Based on what we’ve seen:

  1. Start with DRAM unless you have a reason to use something simpler.
  2. Check the acceptance rate: aim for \(20\text{--}40\%\) for standard MH and AM in moderate dimensions. DR and DRAM will report higher rates because the second-stage proposals recover first-stage rejections — focus on ESS rather than acceptance rate for these methods.
  3. Inspect trace plots: look for the chain settling into a stationary pattern. Flat stretches indicate the chain is stuck.
  4. Remove burn-in: discard the initial transient. When in doubt, be generous — discarding too many samples is safer than including biased ones.
  5. Check autocorrelation: if the chain is highly correlated, you need a longer run to get enough effective samples.
  6. Run multiple chains from different starting points. If they converge to the same distribution, this is strong evidence that the chains have mixed properly.
NoteWhen MCMC is too expensive

Each MCMC step requires one model evaluation. For this 1D cantilever beam with a fast FEM solver, 3,000 evaluations are trivial. But for a 3D FEM model that takes minutes per evaluation, 5,000 evaluations is prohibitive. In such cases, replacing the expensive model with a polynomial chaos surrogate inside the MCMC loop can reduce the cost by orders of magnitude.

Key Takeaways

  • Proposal width controls chain behavior: too narrow → slow exploration; too wide → frequent rejection; well-tuned → efficient mixing
  • The acceptance rate is a quick diagnostic: aim for \(20\text{--}40\%\) in moderate dimensions
  • Burn-in must be removed; autocorrelation determines the effective sample size
  • Delayed Rejection (DR) gives the chain a second chance with a smaller step when the first proposal is rejected
  • Adaptive Metropolis (AM) learns the proposal covariance from the chain history, aligning the proposal with the posterior shape
  • DRAM combines both and is a good default for most problems

Exercises

  1. Run standard MH on the KLE beam with acceptance rates of 10%, 25%, and 50% (adjust proposal width to achieve each). Compare the effective sample size. Which is best?

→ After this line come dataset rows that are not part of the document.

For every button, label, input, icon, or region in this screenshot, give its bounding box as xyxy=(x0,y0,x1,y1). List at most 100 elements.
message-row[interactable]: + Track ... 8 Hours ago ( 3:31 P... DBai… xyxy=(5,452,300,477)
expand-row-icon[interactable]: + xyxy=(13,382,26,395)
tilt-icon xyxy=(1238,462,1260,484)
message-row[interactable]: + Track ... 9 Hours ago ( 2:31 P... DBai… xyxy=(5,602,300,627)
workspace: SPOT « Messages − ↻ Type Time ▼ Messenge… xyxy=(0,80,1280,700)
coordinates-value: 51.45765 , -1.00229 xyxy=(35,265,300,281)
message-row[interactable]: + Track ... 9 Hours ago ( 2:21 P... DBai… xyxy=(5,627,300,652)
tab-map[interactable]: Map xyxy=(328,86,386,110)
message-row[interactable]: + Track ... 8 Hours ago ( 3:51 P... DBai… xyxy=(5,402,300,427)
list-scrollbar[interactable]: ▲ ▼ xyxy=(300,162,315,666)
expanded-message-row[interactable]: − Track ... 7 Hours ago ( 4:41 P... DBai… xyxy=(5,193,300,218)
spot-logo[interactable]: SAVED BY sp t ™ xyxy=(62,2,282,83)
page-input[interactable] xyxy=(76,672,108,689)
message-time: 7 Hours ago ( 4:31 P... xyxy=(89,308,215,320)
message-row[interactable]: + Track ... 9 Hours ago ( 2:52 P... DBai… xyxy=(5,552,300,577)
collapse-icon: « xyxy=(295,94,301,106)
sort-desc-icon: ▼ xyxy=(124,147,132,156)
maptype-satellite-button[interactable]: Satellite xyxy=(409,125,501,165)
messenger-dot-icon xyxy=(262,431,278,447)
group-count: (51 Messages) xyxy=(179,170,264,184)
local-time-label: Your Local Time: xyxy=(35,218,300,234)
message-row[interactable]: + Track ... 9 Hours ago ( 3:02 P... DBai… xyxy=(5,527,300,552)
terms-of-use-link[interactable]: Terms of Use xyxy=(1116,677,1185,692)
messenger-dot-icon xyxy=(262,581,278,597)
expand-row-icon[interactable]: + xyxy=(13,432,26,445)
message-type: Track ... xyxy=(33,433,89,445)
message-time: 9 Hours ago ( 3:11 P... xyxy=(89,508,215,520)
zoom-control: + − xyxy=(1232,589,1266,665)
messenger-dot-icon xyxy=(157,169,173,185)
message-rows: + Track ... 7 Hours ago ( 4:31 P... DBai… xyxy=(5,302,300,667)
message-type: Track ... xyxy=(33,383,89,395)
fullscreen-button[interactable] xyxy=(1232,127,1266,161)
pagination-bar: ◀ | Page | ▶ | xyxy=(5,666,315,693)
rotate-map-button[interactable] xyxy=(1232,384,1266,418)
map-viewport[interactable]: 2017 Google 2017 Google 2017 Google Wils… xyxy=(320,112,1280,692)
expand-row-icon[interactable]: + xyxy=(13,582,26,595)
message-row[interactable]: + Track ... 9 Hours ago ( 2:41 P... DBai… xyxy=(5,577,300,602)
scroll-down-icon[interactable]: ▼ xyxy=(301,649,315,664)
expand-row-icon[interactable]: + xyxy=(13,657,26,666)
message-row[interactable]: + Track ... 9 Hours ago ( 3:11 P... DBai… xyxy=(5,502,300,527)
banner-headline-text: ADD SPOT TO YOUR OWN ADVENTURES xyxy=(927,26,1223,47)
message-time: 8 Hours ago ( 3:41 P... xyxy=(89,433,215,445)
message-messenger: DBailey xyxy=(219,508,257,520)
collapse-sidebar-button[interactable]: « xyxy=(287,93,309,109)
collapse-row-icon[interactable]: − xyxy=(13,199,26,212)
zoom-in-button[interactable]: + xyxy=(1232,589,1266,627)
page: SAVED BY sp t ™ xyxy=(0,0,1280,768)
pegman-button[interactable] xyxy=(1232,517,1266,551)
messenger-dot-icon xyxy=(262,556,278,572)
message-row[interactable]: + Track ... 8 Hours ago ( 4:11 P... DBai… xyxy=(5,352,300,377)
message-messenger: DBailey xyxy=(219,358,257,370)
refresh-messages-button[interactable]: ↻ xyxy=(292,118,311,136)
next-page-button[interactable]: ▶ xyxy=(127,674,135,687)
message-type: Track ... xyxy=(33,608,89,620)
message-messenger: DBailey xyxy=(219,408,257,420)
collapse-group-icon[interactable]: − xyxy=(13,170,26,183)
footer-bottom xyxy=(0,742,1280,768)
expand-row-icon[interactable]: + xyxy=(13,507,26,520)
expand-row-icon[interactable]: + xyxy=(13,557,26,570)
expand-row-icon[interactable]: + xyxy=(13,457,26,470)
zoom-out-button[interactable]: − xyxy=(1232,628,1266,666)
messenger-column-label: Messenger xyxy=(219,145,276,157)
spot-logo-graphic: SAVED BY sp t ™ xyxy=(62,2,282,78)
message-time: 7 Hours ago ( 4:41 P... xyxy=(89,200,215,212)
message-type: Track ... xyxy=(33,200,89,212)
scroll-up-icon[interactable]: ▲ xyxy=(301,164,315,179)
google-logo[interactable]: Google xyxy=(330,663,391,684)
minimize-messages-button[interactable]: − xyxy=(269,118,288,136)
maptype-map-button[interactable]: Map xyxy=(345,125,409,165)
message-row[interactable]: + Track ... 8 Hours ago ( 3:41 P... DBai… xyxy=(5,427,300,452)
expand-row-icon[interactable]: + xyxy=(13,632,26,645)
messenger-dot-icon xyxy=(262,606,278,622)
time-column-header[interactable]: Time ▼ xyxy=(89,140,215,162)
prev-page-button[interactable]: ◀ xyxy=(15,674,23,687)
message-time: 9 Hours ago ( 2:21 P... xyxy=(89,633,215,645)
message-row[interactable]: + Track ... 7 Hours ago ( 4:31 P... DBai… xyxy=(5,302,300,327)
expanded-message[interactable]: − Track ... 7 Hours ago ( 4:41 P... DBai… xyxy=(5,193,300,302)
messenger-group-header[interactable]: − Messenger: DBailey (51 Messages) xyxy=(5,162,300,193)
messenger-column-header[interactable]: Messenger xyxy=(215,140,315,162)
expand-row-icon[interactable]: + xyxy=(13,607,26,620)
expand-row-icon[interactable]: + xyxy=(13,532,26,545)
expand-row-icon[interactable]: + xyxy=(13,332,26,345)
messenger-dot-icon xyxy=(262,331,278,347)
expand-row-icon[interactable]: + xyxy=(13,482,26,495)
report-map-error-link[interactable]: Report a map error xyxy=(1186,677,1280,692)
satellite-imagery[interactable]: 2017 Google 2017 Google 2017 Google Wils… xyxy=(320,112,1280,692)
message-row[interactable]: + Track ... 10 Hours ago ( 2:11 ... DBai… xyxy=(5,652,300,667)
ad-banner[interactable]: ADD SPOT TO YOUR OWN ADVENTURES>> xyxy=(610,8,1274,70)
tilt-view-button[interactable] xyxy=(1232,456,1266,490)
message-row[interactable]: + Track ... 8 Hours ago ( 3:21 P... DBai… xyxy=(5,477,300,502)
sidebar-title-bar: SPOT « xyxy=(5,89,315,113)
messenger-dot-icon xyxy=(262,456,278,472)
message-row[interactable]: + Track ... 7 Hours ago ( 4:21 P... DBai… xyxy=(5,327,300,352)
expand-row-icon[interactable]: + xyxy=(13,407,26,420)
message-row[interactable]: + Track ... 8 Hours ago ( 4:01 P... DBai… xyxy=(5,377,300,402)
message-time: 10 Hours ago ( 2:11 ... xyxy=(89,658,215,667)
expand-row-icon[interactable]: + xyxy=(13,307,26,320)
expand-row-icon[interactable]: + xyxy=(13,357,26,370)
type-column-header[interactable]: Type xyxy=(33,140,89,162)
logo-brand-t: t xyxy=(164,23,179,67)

  2. Modify the DR implementation to use three stages instead of two (a third, even smaller proposal). Does the acceptance rate improve? Does the effective sample size change?

  3. In the AM algorithm, the adaptation starts after 200 steps (adaptation_start = 200). What happens if you start adapting immediately (\(t = 1\))? What if you wait until \(t = 1000\)? Why does the choice matter?

  4. (Challenge) Add a second observation (stress measurement in addition to deflection) to the 2D problem. How does the posterior shape change? Does DRAM still outperform standard MH?